I ran to Haggerston today, to drop something off at this guy’s place, a guy whose helping me make a short movie, and then I ran along the Canal towards Islington, up towards Liverpool Road, Upper Street, Highbury Corner, Highbury Fields, and home again. A few weeks ago I came across this cool tumblr site where they were talking about running. There may have been other things, too, that they were talking about, but the post that caught my eye was this running exercise. I think it had to do with writing. Writing about running. Anyway… the exercise was to step out of your house and run without any goal, to run a route you have never run before.
I hadn’t planned to do that today, but that’s what I landed up doing. I ran along Highbury Quadrant and then left onto Highbury New Park, Clissold Park on my left, and then down Green Lanes, Mildmay Road and through de Beauvoir Town and to Haggerston where I met the guy and dropped off what I needed to drop off, like contraband. I felt like a courier, like a runner-messenger crossing the city, no, more than the city, the desert or the Promised Land, carrying news, something essential, something that the people were waiting for.

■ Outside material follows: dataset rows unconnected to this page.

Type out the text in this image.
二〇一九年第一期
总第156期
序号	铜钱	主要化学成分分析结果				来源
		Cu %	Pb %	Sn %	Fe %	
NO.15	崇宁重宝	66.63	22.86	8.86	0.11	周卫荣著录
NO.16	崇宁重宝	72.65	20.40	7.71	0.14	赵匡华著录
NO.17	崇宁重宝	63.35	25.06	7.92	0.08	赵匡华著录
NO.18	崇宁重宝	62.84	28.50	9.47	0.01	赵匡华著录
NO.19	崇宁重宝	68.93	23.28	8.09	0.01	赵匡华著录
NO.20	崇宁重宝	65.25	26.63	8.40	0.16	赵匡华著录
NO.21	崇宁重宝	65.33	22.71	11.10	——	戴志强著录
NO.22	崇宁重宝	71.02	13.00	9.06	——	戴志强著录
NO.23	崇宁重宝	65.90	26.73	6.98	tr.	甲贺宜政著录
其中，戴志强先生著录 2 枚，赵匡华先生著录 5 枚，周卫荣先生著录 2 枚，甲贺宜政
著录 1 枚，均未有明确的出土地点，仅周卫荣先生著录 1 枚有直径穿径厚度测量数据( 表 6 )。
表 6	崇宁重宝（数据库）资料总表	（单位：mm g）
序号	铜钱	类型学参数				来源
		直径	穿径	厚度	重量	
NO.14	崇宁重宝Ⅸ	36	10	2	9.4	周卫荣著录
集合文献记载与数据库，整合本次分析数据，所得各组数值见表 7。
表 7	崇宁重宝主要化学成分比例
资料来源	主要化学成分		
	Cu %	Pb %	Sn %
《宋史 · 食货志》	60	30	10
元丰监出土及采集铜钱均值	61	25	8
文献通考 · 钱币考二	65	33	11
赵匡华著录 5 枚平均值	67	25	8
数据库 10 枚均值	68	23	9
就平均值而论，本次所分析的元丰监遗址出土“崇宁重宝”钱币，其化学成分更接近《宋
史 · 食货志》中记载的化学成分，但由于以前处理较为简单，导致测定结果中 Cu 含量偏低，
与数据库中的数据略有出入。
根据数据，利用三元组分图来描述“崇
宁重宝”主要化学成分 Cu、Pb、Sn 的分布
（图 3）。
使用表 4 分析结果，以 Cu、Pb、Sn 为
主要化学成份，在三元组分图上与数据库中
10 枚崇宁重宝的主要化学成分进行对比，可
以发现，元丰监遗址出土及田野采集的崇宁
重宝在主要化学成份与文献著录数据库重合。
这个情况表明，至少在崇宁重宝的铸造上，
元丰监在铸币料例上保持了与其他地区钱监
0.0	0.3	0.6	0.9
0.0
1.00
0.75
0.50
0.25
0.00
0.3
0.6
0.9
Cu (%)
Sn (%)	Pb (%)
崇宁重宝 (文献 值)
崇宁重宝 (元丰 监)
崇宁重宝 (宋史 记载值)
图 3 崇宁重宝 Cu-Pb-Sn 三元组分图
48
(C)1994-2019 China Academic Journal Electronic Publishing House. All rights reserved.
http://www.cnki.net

I love running through the city. On my first trip to England on my own – I was a teenager and about to finish high school – I had one of those Interrail cards and traveled around the country, from Lyme Regis to Ayr, and a few places in between. I don’t think I knew much about Wales back then. I don’t think I even considered going there. One of the first things I used to do when I arrived in a new town – York, Cambridge, Ely, Harrogate (I think I went to the latter two) – was to go for a run, to run through the town like a scout. Back then, and maybe even now, I preferred running to walking. It’s closer to flying. You’re moving through the city, but you’re separate from it, above it. Your movement is not like walking. It’s as if they’re two entirely different ways of moving in the world, not part of a continuum.